Psychother Psychosom Med Psychol 2005; 55 - P_059
DOI: 10.1055/s-2005-863495

Der Zusammenhang zwischen Schwere der Symptomatik und der Ausprägung der impliziten und expliziten Motive Affiliation, Leistung und Macht

JK Hofer 1, M Israel 2, J Schellong 2, T Simmich 2, P Joraschky 2, K Pöhlmann 2
  • 1Institut für Psychologie, Universität Osnabrück
  • 2Klinik und Poliklinik für Psychotherapie und Psychosomatik, Universitätsklinik „Carl Gustav Carus“, Dresden

Neuere Ansätze der Motivationspsychologie postulieren zwei voneinander unabhängige Motivationssysteme (McClelland, Koestner & Weinberger, 1989). Vorsprachlich entwickelte implizite Motive beziehen sich auf breite Klassen von Anreizen, bewußte Motive bestimmen das Handeln der Person in spezifischen Situationen. Die Studie analysierte Zusammenhänge zwischen der Ausprägung der Symptomatik und der Stärke der impliziten und expliziten Motive sowie ihrer Interaktion. Als Symptommaß wurde der GSI der SCL-90-R erhoben. Die impliziten Motive Affiliation, Leistung und Macht wurden durch ein projektives Verfahren (TAT), die bewussten Motive durch den Persönlichkeitsfragebogen PRF erfasst. Die Stichprobe bestand aus 62 stationär behandelten Psychosomatikpatienten (39 Frauen; Alter M=32,3, SD=10,3). Alters- und Geschlechtseffekte gab es nicht. Der Zusammenhang der beiden Motivmaße sowie ihrer Interaktion mit der Symptomatik wurde durch hierarchische Regressionsanalysen geprüft. Für den Motivbereich Bindung zeigte sich, dass ein starkes implizites Bedürfnis nach Affiliation und ein schwach ausgeprägtes explizites Affiliationsmotiv mit höheren GSI Werten einhergingen (ps<0,05; R2=0,15).

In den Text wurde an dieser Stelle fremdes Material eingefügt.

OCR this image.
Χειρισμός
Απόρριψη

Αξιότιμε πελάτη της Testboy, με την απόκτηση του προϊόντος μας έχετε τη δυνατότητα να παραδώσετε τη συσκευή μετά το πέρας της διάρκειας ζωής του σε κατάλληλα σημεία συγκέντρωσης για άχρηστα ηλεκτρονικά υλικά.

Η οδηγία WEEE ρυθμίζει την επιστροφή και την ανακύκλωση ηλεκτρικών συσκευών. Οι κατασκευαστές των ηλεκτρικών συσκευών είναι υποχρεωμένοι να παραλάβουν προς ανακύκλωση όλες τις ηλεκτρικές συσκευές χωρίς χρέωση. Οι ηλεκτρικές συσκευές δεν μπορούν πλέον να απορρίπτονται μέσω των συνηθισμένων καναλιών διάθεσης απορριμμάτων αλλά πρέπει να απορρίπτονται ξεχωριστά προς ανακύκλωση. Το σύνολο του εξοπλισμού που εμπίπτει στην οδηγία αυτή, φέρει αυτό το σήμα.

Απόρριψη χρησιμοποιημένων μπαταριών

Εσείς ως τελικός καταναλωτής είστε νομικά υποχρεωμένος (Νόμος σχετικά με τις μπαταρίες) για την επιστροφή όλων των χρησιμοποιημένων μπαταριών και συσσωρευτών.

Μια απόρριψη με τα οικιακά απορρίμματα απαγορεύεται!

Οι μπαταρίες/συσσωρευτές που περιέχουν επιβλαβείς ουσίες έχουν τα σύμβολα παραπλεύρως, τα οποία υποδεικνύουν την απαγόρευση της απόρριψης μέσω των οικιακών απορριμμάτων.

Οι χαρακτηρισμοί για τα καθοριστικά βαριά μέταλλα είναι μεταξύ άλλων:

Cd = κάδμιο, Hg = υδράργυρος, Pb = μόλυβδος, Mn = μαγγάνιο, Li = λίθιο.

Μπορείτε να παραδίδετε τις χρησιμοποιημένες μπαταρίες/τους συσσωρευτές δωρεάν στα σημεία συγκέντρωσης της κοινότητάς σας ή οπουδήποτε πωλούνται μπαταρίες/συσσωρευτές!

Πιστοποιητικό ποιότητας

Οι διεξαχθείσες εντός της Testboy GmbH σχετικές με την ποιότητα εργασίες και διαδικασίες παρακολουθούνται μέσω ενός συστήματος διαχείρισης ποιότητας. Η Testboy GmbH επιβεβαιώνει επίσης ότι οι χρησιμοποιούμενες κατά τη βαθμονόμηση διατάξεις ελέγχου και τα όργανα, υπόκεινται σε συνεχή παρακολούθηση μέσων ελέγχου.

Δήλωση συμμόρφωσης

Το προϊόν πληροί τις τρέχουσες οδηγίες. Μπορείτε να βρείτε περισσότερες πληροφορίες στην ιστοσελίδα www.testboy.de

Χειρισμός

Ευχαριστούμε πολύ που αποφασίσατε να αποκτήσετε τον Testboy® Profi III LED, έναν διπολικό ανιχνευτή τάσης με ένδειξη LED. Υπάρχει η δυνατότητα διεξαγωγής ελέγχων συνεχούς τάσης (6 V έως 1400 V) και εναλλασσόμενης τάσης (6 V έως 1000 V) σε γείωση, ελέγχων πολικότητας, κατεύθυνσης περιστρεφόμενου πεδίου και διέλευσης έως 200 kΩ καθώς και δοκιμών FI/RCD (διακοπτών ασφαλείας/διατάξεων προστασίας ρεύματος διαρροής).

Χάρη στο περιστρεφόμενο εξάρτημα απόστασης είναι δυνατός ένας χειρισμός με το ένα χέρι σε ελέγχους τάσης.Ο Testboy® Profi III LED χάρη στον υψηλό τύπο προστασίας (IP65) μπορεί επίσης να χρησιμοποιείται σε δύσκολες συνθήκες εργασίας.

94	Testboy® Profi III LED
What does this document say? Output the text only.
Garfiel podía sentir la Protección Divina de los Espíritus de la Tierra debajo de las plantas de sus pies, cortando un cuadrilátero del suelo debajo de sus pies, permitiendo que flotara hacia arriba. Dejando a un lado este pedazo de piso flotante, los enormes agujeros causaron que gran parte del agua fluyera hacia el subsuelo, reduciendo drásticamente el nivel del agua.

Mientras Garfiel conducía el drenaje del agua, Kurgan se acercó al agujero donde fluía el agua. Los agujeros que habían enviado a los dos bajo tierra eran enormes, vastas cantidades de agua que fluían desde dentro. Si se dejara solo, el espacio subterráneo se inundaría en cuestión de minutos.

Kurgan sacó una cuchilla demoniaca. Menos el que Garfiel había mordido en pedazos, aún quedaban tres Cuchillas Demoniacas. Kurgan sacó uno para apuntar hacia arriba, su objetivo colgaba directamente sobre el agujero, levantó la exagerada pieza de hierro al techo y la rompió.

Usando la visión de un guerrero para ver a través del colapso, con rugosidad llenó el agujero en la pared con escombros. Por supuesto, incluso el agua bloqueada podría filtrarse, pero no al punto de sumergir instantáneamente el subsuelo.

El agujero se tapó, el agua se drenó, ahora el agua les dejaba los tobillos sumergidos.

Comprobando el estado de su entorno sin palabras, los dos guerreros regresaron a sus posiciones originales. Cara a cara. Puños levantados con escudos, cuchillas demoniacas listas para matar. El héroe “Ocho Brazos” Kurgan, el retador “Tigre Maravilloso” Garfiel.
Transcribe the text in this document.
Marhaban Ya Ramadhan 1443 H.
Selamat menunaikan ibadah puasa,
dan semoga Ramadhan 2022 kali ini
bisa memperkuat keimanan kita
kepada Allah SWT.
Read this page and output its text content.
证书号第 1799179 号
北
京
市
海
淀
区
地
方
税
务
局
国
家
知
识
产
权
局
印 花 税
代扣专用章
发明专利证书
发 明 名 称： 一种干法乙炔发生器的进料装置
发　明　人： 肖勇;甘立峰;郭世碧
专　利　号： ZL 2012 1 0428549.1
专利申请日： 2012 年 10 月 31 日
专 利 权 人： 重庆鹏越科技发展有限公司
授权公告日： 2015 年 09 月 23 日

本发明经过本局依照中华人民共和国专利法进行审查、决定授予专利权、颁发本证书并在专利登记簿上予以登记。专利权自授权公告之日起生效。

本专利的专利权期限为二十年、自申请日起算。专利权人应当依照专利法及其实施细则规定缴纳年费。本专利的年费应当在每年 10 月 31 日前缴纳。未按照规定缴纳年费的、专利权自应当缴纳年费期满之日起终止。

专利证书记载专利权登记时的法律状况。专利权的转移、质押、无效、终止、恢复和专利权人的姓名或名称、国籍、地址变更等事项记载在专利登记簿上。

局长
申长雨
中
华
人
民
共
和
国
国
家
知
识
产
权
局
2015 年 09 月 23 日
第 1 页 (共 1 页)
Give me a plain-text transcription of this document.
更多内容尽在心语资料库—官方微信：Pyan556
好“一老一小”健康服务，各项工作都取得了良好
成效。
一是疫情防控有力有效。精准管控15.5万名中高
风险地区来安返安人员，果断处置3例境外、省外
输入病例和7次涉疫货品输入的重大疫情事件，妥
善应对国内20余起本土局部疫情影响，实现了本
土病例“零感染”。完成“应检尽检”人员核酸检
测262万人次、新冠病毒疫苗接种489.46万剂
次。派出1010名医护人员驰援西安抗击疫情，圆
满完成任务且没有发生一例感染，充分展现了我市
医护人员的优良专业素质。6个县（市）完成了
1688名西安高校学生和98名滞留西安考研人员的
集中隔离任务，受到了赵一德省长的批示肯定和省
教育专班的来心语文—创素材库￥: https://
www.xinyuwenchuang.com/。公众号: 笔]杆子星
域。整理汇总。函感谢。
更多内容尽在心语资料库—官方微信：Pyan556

Weder die Ausprägungen des impliziten noch des expliziten Leistungsmotivs hatten einen Effekt auf die Symptomatik. Ein signifikanter Interaktionseffekt fand sich für das Machtmotiv. Personen, die sowohl implizit als auch explizit ein gering ausgeprägtes Machtmotiv zeigten, hatten höhere Symptomwerte (GSI) als Personen, die implizit wenig machtmotiviert und im Selbstbericht stärker machtmotiviert waren (p<0,05; R2=0,09). Für implizit stark machtmotivierte Patienten ergaben sich unabhängig vom Ausmaß ihrer expliziten Dominanzmotivation vergleichbare GSI Werte. Die Ergebnisse sprechen dafür, dass das Vermeiden von machtthematischen Anforderungen zu weniger Wirksamkeit und Agencyerfahrungen beiträgt und sich dadurch negativ auf die seelische Gesundheit auswirkt.